The over-the-counter foreign exchange futures, according
to him, will be in non-standardised amounts and different fixed tenors to be sold
on any date.
He also said proceeds of foreign investment inflows and
international money transfers would be purchased by the authorised dealers at
the daily inter-bank rate; and that non-oil exporters would be allowed
unfettered access to their foreign exchange proceeds, which would be sold in
the interbank market.
In terms of timelines for the policy, the CBN governor
said, the management of the central bank had agreed that the selected foreign
exchange primary dealers would be notified by Friday, noting that other
non-primary dealers would remain valid and eligible to participate in the
market.
Explaining what would happen to those people that
had matured letters of credit, the CBN governor said the backlog of the
transactions would be taken to the market for clearance.
Emefiele said the apex bank was strongly determined to
make the market as transparent, liquid, and efficient as possible,
adding that it would not tolerate unscrupulous behaviours.
He added, “We will neither tolerate unscrupulous behaviours
nor hesitate to bring serious sanctions on offenders. The CBN expects all
authorised dealers to display the highest level of professionalism. We
expect them to understand the spirit and letter of this transition to a
market-based system.
“The CBN will not allow the system to be undermined by
speculators and rent-seekers.”
He emphasised that any attempt to breach any aspect of the
new framework would be heavily sanctioned by the CBN and this might result in
the suspension or withdrawal of the foreign exchange dealing licence of any
offending authorised dealer.
The naira closed at 367 against the dollar at the parallel
market on Wednesday, hours after the CBN unveiled its flexible exchange rate
policy. The local currency had closed at the same rate against the greenback on
Tuesday.
The National President, Association of Bureau De Change
Operators, Alhaji Aminu Gwadabe, said the policy had yet to have effects on the
exchange rate at the parallel market.
Analysts, who spoke to one of our correspondents,
commended the CBN for the new policy, saying it would bring down prices and
eliminate market distortions
“It is a good policy; it will eliminate market distortions
and bring down prices,” the Chief Executive Officer, Financial Derivatives
Limited, Mr. Bismarck Rewane, said. He added, “However, it is not a silver
bullet; there is still a lot of work to be done.”

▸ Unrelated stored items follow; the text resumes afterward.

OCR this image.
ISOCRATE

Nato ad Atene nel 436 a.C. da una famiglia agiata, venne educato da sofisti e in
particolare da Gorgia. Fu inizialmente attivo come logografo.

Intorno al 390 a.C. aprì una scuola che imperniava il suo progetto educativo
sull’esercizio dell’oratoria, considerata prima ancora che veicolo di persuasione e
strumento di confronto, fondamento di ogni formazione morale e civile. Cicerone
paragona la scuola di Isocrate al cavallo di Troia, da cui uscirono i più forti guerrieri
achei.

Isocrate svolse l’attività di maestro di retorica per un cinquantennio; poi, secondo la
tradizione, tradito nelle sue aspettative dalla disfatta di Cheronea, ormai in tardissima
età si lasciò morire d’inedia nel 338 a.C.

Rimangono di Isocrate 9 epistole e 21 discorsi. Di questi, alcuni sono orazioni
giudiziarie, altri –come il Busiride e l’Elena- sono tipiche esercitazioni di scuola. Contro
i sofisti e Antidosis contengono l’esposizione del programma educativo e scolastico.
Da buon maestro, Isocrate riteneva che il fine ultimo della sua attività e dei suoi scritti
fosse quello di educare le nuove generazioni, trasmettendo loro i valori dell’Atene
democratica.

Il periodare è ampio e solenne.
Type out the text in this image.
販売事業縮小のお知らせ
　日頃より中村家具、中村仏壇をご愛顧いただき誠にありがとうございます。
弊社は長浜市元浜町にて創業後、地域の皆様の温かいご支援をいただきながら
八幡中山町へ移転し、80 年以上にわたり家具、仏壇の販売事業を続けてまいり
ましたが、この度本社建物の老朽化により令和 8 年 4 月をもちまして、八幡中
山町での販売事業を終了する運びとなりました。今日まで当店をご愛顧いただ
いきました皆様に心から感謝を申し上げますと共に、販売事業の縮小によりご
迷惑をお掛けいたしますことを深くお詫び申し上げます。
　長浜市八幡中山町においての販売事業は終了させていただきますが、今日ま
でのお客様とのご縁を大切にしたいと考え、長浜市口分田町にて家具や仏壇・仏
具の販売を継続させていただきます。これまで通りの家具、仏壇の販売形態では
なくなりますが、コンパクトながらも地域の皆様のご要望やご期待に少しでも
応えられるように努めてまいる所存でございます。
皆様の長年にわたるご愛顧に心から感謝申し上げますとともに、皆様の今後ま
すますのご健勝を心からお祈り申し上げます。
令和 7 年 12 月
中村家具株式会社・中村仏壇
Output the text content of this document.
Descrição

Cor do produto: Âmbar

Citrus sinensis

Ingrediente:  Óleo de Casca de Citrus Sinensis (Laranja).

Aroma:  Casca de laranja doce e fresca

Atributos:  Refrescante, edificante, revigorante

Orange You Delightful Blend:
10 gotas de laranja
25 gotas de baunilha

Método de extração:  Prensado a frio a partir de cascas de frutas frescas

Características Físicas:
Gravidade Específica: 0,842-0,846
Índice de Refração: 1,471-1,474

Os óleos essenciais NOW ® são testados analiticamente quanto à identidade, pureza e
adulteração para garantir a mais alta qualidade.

The Chief Executive Officer, Cowry Assets Management
Limited, Mr. Johnson Chuwku, who backed the policy framework, said it would
enhance price stability.
“It was most expected though coming late; it is better
than nothing. It will lead to inflow of Foreign Direct Investment and
remittances. This shows we are preparing the economy for diversification,” he
stated.
A Professor of Economics at the Olabisi Onabanjo
University, Sherifdeen Tella, said, “I don’t think there is anything wrong with
the policy. However, there is still a need for the CBN to intervene in the
market at some point. We cannot leave everything to the market.
“Therefore, we still need more restrictions on importation
in order to preserve the reserves. We should not just buy the idea of free
market that will allow just anything to come into the country. Even economies
like Japan and the rest still do this.”